2. Do NOT leave appliances and electrical on standby when they are not in use, this constantly requires electricity! It can also damage appliances such as a laptop, the battery should not be charged at all times, let it run out occasionally – the same goes for mobile phones.
3. Consider switching your energy supply to a renewable energy source. Green Electricity is on the rise nowadays with electricity being sourced from renewable generators – basically getting natural power from the wind, water & sun. Good Energy supplies green electricity to homes and businesses across the UK using only renewable sources which means no fossil fuels, nuclear or carbon!
4. Use energy saving light bulbs – Simple!
5. Turn your thermostat down – Even reducing it by 1°C could reduce your heating bills dramatically.
6. Fill up your dishwasher before turning it on, don’t use it half empty – it’s a waste!
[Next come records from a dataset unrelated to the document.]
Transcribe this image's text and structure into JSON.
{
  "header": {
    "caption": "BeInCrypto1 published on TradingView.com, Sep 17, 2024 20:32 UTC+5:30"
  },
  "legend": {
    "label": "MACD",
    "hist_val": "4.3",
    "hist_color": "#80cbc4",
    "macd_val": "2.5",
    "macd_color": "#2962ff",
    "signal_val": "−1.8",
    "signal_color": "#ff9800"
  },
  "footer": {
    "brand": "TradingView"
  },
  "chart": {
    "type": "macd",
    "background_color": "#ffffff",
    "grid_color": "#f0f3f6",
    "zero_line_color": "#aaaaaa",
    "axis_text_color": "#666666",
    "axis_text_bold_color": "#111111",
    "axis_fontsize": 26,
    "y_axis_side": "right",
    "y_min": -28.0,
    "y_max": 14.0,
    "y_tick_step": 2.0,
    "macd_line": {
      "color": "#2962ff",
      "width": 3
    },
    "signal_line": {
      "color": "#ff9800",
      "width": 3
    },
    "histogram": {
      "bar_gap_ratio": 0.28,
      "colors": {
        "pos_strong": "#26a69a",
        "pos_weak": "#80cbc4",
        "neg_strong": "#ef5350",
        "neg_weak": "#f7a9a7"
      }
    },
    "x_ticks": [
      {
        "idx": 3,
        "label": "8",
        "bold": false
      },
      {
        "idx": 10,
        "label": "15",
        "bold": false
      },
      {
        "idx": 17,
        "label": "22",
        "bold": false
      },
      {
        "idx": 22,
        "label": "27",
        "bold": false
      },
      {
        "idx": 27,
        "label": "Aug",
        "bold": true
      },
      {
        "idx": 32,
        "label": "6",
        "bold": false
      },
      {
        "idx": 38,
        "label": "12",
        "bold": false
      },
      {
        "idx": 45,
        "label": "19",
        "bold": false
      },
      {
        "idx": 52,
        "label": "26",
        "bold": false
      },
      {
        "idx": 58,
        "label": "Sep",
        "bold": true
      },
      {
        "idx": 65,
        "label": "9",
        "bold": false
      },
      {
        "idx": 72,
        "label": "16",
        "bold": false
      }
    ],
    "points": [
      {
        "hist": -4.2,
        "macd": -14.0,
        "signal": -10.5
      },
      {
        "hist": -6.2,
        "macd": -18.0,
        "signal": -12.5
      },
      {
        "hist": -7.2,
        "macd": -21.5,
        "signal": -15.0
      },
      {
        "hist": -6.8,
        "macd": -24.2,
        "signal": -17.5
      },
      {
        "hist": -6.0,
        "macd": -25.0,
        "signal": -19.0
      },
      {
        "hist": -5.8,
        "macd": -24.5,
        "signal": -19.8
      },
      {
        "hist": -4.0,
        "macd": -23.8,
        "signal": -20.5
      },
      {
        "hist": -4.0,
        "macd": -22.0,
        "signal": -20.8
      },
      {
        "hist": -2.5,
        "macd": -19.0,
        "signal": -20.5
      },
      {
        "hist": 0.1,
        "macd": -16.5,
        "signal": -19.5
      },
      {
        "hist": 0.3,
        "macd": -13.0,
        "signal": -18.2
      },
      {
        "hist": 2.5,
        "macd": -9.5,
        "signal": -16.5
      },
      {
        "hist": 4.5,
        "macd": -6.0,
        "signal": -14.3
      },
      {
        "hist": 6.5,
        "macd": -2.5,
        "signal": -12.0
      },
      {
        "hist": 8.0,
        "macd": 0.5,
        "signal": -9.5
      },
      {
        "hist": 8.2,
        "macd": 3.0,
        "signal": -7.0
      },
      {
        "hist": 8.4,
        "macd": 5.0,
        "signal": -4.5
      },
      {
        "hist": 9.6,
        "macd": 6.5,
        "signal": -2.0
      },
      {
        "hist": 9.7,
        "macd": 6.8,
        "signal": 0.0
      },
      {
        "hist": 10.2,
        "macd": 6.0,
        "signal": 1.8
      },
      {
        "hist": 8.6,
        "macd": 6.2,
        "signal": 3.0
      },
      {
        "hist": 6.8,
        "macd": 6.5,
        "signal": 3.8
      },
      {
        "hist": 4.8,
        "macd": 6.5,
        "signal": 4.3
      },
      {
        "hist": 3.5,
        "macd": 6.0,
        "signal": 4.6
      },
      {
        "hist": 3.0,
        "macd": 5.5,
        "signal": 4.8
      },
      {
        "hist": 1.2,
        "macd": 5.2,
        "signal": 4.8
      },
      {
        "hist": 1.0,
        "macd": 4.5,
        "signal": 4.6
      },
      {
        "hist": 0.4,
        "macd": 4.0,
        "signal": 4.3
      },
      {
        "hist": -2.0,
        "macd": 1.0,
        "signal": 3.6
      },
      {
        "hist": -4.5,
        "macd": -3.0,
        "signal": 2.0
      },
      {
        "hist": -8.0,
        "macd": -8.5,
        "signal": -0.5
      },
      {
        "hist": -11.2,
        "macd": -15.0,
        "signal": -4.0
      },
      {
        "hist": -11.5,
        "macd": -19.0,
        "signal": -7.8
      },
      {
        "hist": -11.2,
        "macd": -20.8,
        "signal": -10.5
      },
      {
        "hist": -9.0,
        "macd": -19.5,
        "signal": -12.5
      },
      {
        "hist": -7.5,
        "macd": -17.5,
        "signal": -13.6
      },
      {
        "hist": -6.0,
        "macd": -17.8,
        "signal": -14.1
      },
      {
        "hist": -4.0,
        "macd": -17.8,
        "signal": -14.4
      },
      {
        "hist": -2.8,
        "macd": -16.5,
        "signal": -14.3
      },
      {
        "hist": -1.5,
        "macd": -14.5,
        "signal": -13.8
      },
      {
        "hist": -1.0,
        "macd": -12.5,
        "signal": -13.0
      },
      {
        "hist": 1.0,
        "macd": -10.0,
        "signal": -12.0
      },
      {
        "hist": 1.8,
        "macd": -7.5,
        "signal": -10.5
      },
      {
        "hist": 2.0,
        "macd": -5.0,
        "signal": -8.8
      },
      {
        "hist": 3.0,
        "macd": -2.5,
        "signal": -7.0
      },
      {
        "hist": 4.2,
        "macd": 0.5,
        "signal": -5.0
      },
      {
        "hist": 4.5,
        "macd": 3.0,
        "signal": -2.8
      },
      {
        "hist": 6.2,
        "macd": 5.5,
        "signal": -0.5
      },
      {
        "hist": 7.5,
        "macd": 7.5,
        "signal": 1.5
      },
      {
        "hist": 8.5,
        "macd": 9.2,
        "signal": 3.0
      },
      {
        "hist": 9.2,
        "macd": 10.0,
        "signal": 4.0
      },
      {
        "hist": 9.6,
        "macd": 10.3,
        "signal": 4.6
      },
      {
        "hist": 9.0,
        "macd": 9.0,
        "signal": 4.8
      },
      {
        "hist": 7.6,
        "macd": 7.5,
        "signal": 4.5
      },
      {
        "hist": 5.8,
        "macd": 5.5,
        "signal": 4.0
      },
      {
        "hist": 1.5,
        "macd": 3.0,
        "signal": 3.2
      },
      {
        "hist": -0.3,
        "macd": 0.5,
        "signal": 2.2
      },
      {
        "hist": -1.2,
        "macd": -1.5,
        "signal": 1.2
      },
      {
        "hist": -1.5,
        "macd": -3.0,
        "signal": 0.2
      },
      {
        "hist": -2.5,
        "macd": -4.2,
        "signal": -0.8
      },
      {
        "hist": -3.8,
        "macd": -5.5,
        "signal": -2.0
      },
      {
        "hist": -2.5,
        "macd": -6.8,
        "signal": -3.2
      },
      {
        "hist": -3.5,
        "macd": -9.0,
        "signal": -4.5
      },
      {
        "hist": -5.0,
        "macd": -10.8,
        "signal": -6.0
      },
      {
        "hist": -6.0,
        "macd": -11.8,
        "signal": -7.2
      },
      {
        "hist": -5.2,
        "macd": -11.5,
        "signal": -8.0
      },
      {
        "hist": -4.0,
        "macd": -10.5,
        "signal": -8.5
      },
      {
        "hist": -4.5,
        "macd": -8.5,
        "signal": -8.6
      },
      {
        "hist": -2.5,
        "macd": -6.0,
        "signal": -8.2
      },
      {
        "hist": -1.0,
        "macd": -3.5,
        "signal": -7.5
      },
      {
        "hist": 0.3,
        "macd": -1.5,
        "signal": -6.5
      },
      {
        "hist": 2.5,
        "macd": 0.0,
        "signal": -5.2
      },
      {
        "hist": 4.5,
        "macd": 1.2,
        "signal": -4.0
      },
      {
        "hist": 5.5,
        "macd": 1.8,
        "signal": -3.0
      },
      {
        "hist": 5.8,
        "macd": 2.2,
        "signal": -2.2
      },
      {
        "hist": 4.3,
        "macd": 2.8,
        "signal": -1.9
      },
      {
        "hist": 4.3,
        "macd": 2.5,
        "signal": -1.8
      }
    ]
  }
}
7. Turn off taps properly; make sure the tap isn’t dripping as this can waste thousands of litres of water per year!
8. Get on draught patrol! It’s important not to let too much heat out of your home and let too much cold air get in, this can often be the route to a damp home! Make your home draught proof – start by closing your curtains in the evenings to prevent heat escaping.
9. Refrain from using a tumble dryer too often in the home, especially in the summer months where you can hang clothes outside. The tumble dryer is the second biggest energy user in the home!
10. Use rechargeable batteries! These save energy and prevent us from polluting the environment with our throw away batteries. Rechargeable batteries are cost effective in the long term and recharging costs are minimal.